Pas d’IP tracking sur les sites d’e-commerce français, selon la CNIL et la DGCCRF | La Revue du Digital

Pas d’IP tracking sur les sites d’e-commerce français, selon la CNIL et la DGCCRF

Les sites de e-commerce français testés par la CNIL et la direction de la concurrence ne calculent pas le prix des produits selon l’adresse IP de l’internaute. Le Yeld management est en revanche employé. Les mécanismes autour du retargeting vont faire l’objet d’une enquête. 

Les sites Web français de vente en ligne ne tiennent pas compte de l’adresse IP de l’internaute pour calculer le prix des produits qui lui sont proposés.  En revanche, le prix est calculé selon les méthodes de Yeld Management. Les tarifs sont alors calculés en fonction de la disponibilité des produits.

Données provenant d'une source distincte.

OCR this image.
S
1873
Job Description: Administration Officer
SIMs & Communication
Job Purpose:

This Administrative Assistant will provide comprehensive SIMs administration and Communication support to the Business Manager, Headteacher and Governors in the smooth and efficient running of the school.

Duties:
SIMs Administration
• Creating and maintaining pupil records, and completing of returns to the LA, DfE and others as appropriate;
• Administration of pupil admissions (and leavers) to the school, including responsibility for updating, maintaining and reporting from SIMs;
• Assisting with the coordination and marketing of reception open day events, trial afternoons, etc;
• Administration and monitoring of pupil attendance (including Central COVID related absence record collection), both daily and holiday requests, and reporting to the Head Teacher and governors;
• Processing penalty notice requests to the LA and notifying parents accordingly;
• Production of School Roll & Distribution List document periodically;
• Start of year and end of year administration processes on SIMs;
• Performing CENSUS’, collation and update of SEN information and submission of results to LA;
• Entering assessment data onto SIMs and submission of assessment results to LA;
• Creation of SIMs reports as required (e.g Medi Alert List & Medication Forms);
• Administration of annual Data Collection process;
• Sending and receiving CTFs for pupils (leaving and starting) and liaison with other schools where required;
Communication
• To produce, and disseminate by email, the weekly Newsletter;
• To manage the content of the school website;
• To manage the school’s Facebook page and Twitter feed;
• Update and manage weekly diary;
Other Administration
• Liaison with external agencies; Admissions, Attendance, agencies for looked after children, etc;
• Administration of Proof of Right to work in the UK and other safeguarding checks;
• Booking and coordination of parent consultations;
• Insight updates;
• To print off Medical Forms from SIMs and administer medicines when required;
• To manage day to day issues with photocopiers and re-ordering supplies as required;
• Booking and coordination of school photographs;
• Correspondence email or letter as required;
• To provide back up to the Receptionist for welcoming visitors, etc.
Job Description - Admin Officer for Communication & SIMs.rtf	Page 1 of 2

Par ailleurs, les mécanismes de promotion liés au “retargeting” vont faire l’objet d’une enquête plus approfondie.

C’est la conclusion de l’enquête conjointe menée par la CNIL et la DGCCRF, la Direction Générale de la Concurrence, de la Consommation et de la Répression des Fraudes, et publiée le 27 janvier.

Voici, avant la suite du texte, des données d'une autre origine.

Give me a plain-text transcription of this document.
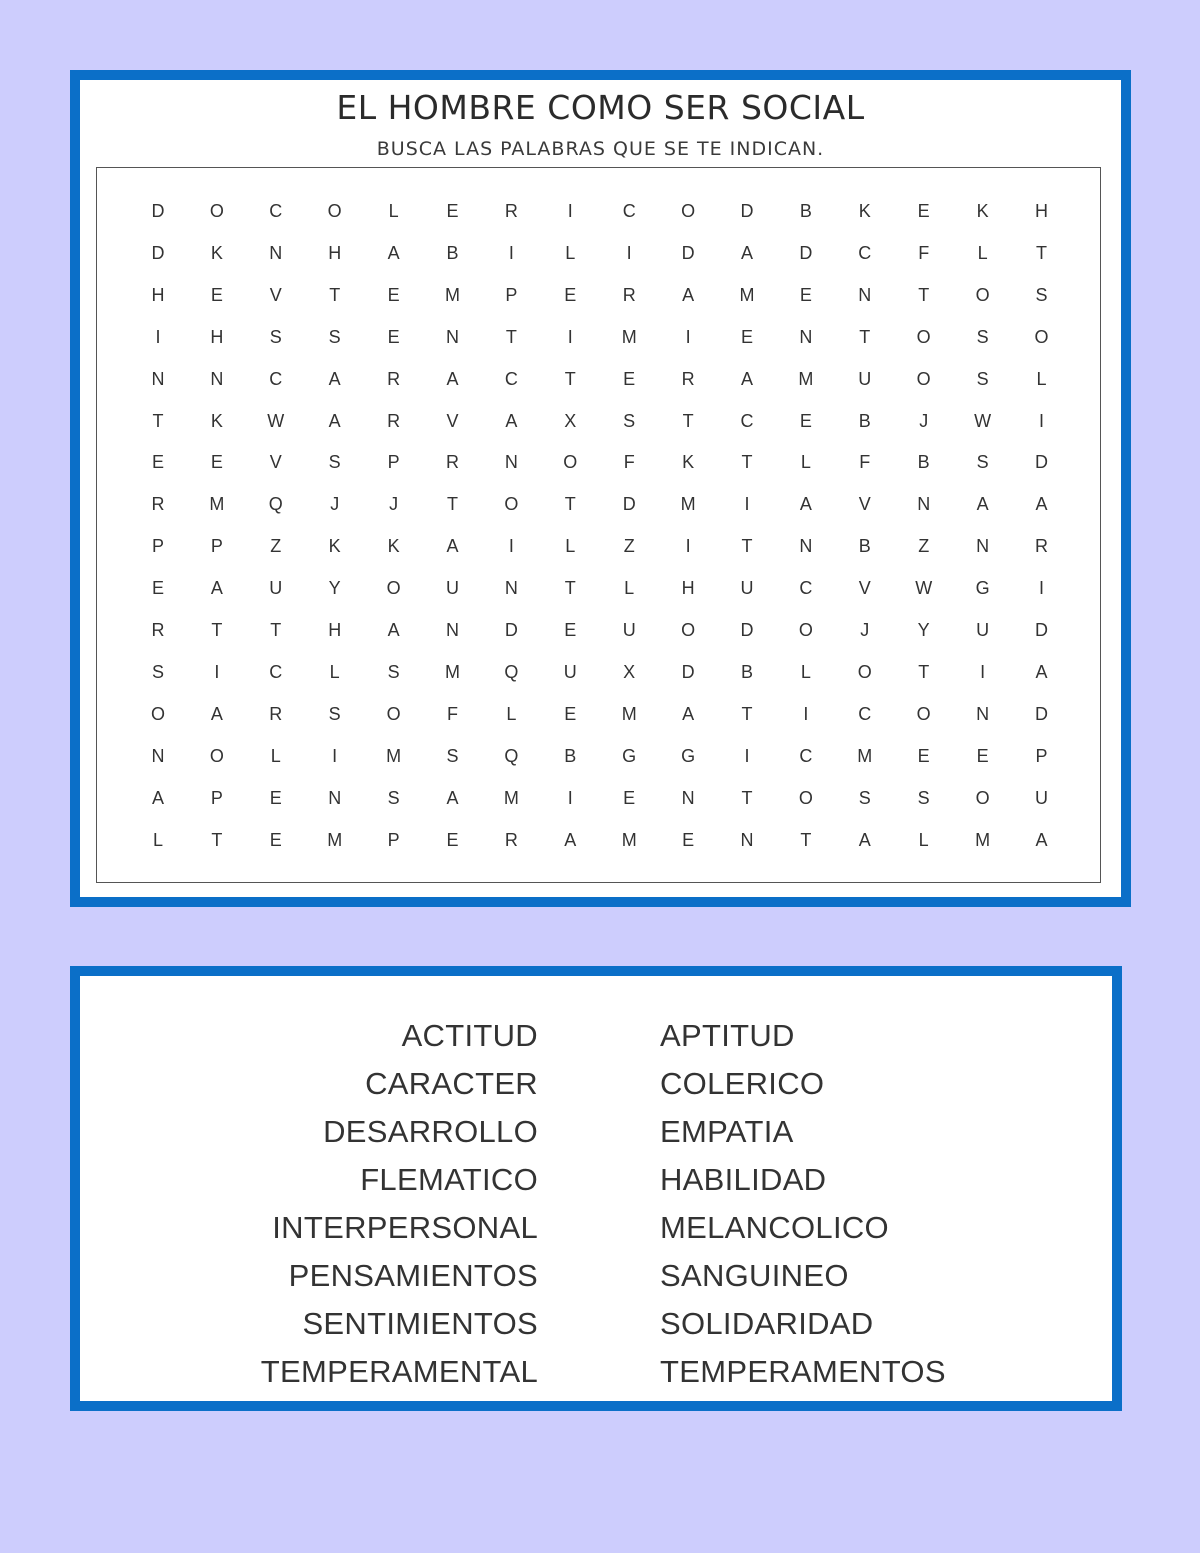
EL HOMBRE COMO SER SOCIAL
BUSCA LAS PALABRAS QUE SE TE INDICAN.
D	O	C	O	L	E	R	I	C	O	D	B	K	E	K	H
D	K	N	H	A	B	I	L	I	D	A	D	C	F	L	T
H	E	V	T	E	M	P	E	R	A	M	E	N	T	O	S
I	H	S	S	E	N	T	I	M	I	E	N	T	O	S	O
N	N	C	A	R	A	C	T	E	R	A	M	U	O	S	L
T	K	W	A	R	V	A	X	S	T	C	E	B	J	W	I
E	E	V	S	P	R	N	O	F	K	T	L	F	B	S	D
R	M	Q	J	J	T	O	T	D	M	I	A	V	N	A	A
P	P	Z	K	K	A	I	L	Z	I	T	N	B	Z	N	R
E	A	U	Y	O	U	N	T	L	H	U	C	V	W	G	I
R	T	T	H	A	N	D	E	U	O	D	O	J	Y	U	D
S	I	C	L	S	M	Q	U	X	D	B	L	O	T	I	A
O	A	R	S	O	F	L	E	M	A	T	I	C	O	N	D
N	O	L	I	M	S	Q	B	G	G	I	C	M	E	E	P
A	P	E	N	S	A	M	I	E	N	T	O	S	S	O	U
L	T	E	M	P	E	R	A	M	E	N	T	A	L	M	A
ACTITUD
CARACTER
DESARROLLO
FLEMATICO
INTERPERSONAL
PENSAMIENTOS
SENTIMIENTOS
TEMPERAMENTAL
APTITUD
COLERICO
EMPATIA
HABILIDAD
MELANCOLICO
SANGUINEO
SOLIDARIDAD
TEMPERAMENTOS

Pas d’IP Tracking mais du Yeld Management

L’IP Tracking consiste à proposer des offres selon l’adresse IP de l’internaute. Elle n’est pas employée sur les sites de e-commerce français testés. La CNIL et la DGCCRF ont mené une opération conjointe de contrôle des sites de sociétés françaises de e-commerce sur les pratiques de modulation des prix de vente, notamment en matière de transport.

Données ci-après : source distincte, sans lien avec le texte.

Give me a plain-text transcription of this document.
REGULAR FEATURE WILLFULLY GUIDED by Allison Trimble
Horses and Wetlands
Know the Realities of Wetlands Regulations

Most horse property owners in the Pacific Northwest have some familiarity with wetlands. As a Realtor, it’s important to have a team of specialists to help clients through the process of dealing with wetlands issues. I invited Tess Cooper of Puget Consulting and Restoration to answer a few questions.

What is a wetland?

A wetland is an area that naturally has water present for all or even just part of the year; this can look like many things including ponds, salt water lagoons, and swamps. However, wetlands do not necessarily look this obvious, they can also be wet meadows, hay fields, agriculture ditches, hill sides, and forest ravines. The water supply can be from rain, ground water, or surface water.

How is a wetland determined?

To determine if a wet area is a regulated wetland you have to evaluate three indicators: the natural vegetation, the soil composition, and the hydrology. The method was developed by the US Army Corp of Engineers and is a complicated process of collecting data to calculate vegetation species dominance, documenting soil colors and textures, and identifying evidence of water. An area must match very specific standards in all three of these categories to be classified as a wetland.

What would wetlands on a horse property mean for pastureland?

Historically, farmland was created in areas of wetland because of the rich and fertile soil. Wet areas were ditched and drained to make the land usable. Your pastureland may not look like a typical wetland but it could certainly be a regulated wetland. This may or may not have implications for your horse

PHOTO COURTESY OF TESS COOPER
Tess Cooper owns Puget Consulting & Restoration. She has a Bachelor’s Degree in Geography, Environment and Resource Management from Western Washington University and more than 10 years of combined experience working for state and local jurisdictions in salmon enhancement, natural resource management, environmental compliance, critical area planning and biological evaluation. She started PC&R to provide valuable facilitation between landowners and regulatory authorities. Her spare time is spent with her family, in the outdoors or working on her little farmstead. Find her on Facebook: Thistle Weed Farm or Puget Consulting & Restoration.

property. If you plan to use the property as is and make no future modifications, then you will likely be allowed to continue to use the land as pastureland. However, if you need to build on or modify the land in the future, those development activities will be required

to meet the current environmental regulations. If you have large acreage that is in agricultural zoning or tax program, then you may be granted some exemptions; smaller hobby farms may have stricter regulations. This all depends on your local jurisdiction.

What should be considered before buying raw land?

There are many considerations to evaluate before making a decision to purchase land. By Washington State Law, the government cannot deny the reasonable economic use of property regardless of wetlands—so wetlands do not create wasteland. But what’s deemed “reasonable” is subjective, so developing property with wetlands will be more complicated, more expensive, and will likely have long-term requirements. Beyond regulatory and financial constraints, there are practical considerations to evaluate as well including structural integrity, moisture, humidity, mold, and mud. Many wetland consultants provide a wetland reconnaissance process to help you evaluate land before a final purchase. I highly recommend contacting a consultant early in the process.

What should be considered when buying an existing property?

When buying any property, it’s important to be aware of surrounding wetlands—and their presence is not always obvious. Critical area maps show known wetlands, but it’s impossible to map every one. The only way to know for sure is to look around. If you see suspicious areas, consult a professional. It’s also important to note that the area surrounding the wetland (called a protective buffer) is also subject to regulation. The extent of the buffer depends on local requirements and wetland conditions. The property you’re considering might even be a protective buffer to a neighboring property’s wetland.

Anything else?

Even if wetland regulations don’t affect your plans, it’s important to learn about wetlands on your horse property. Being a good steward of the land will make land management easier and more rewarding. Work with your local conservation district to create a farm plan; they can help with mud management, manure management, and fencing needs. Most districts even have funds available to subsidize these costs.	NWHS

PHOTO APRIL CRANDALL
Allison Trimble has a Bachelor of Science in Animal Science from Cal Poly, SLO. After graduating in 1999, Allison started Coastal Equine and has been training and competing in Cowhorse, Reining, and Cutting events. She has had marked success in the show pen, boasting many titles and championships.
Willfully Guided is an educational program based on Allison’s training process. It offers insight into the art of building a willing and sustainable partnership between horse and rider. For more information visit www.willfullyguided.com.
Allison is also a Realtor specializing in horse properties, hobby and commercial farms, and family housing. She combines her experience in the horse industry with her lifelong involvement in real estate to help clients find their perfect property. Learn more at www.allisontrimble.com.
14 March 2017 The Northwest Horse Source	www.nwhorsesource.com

Les contrôles ont constaté la mise en œuvre de pratiques conduisant à des variations, parfois importantes de prix. Une pratique est basée sur le nombre de places offertes ou restant dans l’avion ou le train concerné. Cette politique de tarification (” Yield Management “) conduit à moduler le prix d’un billet selon la date de son achat ou le taux de remplissage.

Modulation selon l’heure 

De même, une pratique conduit à moduler les frais de dossier selon l’heure à laquelle l’internaute effectue sa réservation ; l’internaute bénéficie ainsi de frais plus avantageux lorsqu’il achète un billet lors des ” heures creuses ” déterminées par le commerçant.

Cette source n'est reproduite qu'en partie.